Omicidio Lidia Macchi, a Stefano Binda annullato il risarcimento di 300mila euro per ingiusta detenzione

Al 55enne di Brebbia la Corte d'appello di Milano aveva riconosciuto un indennizzo di 303.277,38 euro per i 1.286 giorni vissuti in carcere con l’accusa di aver ucciso la studentessa di Varese

Stefano Binda e nel riquadro Lidia Macchi

Stefano Binda e nel riquadro Lidia Macchi

Varese, 12 giugno 2023 – Tutto da rifare per il risarcimento per ingiusta detenzione a Stefano Binda, assolto per non avere commesso il fatto per l'omicidio di Lidia Macchi.

La quarta sezione penale della Cassazione ha annullato, come richiesto dalla Procura generale di Milano, l'ordinanza con cui la Corte d'Appello di Milano aveva riconosciuto al 55enne di Brebbia un risarcimento di oltre 300mila euro e ha rinviato la questione alla stessa Corte d'Appello per un nuovo giudizio. L'udienza davanti alla Suprema Corte, già fissata per il 9 marzo, era slittata di tre mesi, al 9 giugno.

Lidia Macchi, 21anni quando morì
Lidia Macchi, 21anni quando morì

Nel mese di ottobre dello scorso anno la quinta sezione della Corte d'appello di Milano aveva accolto l'istanza per ingiusta detenzione avanzata da Binda, riconoscendogli un indennizzo di 303.277,38 euro per i 1.286 giorni vissuti in carcere. Giornate sottratte alla vita normale, trascorse in cella gravato dalla terribile accusa di essere il predatore assassino della studentessa di Varese, trucidata con ventinove coltellate la sera del 5 gennaio 1987, nella zona di Cittiglio.

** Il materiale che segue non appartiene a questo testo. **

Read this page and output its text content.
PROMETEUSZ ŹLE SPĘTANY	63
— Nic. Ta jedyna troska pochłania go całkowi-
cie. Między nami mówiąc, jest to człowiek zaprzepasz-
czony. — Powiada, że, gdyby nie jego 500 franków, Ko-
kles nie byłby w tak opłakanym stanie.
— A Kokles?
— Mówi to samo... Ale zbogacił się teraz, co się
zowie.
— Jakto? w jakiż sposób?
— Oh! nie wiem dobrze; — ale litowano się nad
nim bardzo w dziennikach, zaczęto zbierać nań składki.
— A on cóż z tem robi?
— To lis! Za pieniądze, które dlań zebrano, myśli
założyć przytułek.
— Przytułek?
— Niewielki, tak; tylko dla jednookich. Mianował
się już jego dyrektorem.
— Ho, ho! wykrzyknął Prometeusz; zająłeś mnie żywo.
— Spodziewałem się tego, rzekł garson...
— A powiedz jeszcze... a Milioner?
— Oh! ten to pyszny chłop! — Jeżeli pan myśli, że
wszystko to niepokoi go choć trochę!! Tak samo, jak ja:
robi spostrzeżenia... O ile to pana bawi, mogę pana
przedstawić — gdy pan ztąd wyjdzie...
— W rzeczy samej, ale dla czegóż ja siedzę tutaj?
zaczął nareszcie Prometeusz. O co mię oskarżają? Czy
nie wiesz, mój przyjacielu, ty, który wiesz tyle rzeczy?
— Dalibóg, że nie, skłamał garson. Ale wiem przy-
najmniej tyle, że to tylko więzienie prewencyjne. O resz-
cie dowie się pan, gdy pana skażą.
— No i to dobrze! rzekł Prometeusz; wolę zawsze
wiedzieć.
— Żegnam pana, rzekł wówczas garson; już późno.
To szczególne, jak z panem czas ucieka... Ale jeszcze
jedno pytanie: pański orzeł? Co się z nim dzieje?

Ma ecco il colpo di scena rappresentato dal ricorso in Cassazione della Procura generale di Milano, firmato dal sostituto pg Laura Gay. La richiesta sottoposta agli "ermellini" era quella di dichiarare che i giudici milanesi avevano sbagliato nell'interpretazione della legge che prevede l'indennizzo nei casi in cui l'arrestato non abbia concorso all'erroneo arresto con propri comportamenti, e soltanto colposi.

Non si trattava (era il punto centrale del ricorso) di entrare nel merito del verdetto di assoluzione, definitivo dopo i tre gradi di giudizio. Si doveva invece valutare se il comportamento di Binda (che in alcune occasioni si era avvalso della facoltà di non rispondere, peraltro un diritto garantito dalla norma) poteva essere un elemento su cui fondare la misura di custodia cautelare.

Secondo la Procura generale Binda "con i suoi silenzi" avrebbe "contribuito all'errore sulla sua carcerazione". Sulla base di un verdetto dello scorso anno della quarta sezione penale della Cassazione, la Procura generale riteneva che "la condotta mendace" negli interrogatori costituisse "condotta fortemente equivoca", tale da creare concorso nell'errore. In una memoria di una decina di pagine il difensore Patrizia Esposito aveva ribattuto punto su punto. I motivi del ricorso della Procura generale davanti alla Suprema Corte erano tutti inammissibili e infondati. Non c'era stato da parte di Binda un solo comportamento, non si era verificata una sola circostanza che potrebbero avere "spinto" l'emissione del provvedimento restrittivo e il suo mantenimento. Quello di tacere è un diritto dell'indagato. Ma Binda ha sempre risposto sia "prima" sia in seguito, durante il processo, quando la misura cautelare nei suoi confronti era ancora in corso. Binda venne arrestato il 15 gennaio 2016 con l'accusa di omicidio volontario aggravato. Il 24 aprile del 2018 il processo di primo grado davanti alla Corte d'Assise di Varese si concluse con la condanna all'ergastolo. Un verdetto ribaltato il 24 luglio 2019 dalla Corte d'Assise d'appello di Milano. Binda venne pienamente assolto e tornò libero. Il 27 gennaio 2021 il verdetto di assoluzione fu confermato e reso definitivo dalla Cassazione che respinse i ricorsi della Procura generale milanese e delle parti civili.